U.S. Supreme Court declines to hear gun rights cases
By Lawrence Hurley and Andrew Chung
WASHINGTON (Reuters) - The US Supreme Court declined on Monday to open a number of new cases to expand arms rights.
The court denied a total of 10 different cases that had accumulated at the court in the past few months. Two judges, Conservatives Clarence Thomas and Brett Kavanaugh, said they heard one of the cases, a New Jersey dispute over the state's hidden arms permits.
In the case of New Jersey, the judges issued a lower court judgment that brought an action against state law requiring people who want to carry small arms in public to prove that they have a specific reason before they can Can get approval.
Other cases that the court did not want to take up were countermeasures against attacking weapons bans in Massachusetts and Cook County, Illinois, a jurisdiction that includes Chicago. The court also denied cases similar to the Massachusetts and Maryland New Jersey dispute.
The Supreme Court lawsuit follows the April 27 decision to dismiss a National Rifle Association-sponsored challenge to the now lifted New York restrictions on handgun owners who carry their firearms outside the home.
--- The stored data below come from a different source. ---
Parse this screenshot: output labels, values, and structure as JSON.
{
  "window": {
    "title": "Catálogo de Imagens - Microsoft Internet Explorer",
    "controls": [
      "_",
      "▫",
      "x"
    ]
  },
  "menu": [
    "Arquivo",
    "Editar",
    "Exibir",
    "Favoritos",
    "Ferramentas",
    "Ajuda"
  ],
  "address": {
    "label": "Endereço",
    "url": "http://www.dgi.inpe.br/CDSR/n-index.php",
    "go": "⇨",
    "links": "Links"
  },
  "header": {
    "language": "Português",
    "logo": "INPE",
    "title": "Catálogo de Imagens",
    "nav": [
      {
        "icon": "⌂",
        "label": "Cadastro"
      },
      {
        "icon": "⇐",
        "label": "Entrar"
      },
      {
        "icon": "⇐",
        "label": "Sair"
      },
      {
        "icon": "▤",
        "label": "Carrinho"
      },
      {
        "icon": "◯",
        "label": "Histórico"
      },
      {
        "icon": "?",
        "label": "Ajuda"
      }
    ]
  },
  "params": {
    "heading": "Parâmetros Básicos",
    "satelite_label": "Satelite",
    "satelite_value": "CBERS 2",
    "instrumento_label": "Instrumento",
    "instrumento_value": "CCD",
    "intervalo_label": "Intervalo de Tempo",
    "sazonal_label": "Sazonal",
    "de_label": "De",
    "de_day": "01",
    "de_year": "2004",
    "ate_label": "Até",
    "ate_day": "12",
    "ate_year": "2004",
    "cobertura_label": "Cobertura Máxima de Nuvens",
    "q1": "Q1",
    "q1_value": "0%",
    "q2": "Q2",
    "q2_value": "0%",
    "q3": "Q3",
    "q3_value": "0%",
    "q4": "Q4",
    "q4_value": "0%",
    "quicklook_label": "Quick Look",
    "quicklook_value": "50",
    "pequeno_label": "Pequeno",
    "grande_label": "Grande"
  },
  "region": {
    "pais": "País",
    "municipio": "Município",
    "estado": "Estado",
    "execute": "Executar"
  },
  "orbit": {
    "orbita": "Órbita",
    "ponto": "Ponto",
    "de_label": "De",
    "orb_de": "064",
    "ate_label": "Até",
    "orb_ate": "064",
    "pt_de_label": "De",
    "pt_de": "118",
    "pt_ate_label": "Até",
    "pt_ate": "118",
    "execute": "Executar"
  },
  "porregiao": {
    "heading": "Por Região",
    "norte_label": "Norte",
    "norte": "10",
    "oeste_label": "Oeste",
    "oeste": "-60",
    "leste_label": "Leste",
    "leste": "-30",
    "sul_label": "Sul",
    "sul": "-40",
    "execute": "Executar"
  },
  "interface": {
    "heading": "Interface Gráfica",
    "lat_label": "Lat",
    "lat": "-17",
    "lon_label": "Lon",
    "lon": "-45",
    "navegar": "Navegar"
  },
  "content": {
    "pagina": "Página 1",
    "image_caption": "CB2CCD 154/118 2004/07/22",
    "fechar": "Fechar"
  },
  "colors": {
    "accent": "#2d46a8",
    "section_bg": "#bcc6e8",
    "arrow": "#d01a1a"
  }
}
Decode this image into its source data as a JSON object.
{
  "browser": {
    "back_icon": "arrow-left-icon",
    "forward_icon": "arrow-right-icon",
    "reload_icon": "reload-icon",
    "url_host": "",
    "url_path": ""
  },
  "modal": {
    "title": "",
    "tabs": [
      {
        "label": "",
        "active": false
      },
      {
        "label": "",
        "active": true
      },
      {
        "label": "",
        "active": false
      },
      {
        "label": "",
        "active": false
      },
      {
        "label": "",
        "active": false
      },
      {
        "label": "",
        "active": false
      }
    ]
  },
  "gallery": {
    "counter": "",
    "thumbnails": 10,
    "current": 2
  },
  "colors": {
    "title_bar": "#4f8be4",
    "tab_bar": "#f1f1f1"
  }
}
The move circumvented an important decision on the scope of arms law under the second amendment to the U.S. Constitution.
The New York case was the first gun lawsuit the court had heard in almost a decade. Gun control activists fear that the court will continue to expand the right to carry weapons.
The judges' decision not to address any of the ten other cases shows that the court, with a conservative majority of 5 to 4, continues to be reluctant to address arms issues.